= Intelvision =

Intelvision is a Seychellois operator of cable television and internet services. It was founded in 2004 and competes with Cable & Wireless Seychelles.

==History==
Intelvision started its cable TV services on 9 October 2004, initially limited to North Mahé. The vast majority of the channels was sourced from pan-African satellite television operator DStv and launched with 38 channels in a three-package system (Executive with 15 channels, Prestige with 30 and Extravaganza with 38). Although the cable network covered 80% of Mahé, there were still technical difficulties to be sorted out, eventually enabling an islandwide rollout in November. By October 2005, the Extravaganza package was the most popular, largely owing to the SuperSport and M-Net movie channels. In April 2006, it began delivering telephone and internet services, becoming the third such company in the country to do so. In June, it opened its own channel, Intelvision One, airing US series and movies, as well as Latin American telenovelas. It also planned introducing local content in the future.
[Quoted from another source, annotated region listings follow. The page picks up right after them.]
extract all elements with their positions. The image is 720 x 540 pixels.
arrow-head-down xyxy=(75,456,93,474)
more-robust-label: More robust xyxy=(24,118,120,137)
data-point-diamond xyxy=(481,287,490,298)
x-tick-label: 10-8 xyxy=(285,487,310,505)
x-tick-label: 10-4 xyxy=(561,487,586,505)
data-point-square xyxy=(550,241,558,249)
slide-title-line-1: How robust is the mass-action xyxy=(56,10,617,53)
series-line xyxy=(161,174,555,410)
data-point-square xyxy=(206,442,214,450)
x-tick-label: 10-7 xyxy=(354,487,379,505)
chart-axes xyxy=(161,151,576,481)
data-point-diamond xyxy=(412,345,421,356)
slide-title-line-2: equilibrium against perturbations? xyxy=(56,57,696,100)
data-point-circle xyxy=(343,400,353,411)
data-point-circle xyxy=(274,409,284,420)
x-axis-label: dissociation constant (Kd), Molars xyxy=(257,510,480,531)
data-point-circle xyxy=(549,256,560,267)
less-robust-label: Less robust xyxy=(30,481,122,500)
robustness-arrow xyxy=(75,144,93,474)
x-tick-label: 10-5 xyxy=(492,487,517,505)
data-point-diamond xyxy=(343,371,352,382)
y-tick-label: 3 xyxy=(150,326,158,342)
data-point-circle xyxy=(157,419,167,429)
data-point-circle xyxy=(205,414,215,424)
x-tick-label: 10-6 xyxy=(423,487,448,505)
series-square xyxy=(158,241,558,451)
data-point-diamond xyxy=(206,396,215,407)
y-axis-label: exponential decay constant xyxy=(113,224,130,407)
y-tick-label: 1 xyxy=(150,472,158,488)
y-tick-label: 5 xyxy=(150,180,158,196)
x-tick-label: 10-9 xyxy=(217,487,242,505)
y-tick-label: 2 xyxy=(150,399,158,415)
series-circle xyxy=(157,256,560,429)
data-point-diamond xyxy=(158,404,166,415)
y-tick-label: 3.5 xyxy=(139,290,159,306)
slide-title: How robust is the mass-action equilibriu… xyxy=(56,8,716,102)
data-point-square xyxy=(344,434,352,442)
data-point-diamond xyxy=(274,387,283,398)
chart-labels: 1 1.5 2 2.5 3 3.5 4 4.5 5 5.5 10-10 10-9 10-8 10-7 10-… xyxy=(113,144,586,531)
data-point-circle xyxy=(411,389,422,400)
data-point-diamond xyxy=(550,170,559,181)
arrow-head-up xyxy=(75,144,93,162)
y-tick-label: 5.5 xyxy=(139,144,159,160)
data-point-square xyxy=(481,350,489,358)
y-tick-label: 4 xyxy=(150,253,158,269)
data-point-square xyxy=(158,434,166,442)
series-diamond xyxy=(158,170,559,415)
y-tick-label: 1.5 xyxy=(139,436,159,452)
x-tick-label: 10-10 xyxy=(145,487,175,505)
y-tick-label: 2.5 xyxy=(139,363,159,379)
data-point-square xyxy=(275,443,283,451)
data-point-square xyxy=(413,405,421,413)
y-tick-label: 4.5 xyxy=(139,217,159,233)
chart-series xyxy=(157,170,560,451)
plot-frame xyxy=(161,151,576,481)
The company announced a US$2 million infrastructure upgrade in July 2007. It also planned the introduction of PVR and Dual View decoders within four months. Standard decoders were also set to be replaced by new ones free of charge to existing subscribers; the newer decoders were available as an extra subscription. The telephone infrastructure, including the local earth station, were also being upgraded.

On 22 November 2013, Intelvision started broadcasting in the Praslin area, from a microwave link close to its offices in the Pension Fund Building in Grand Anse.

Still in 2007, Intelvision's content agreement with Multichoice ended, while in early May 2014, relays of DStv's channels were removed, causing it to operate a limited service for three weeks. Company president Mukesh Valabhji said that the channels were replaced by "better quality channels", but customers complained because of the constant repetition of programs. Multichoice said that, since 2007, Intelvision had been rebroadcasting its channels illegally.

Over time, Intelvision lost its dominance in the multichannel television sector to DStv itself and SBC's package of free-to-air terrestrial channels.

In March 2017, it launched its unlimited broadband service CRIMSON.

On 20 April 2023, the 2Africa cable system landed in Seychelles, enabling the company to use the submarine cable. It was expected to be operational from September.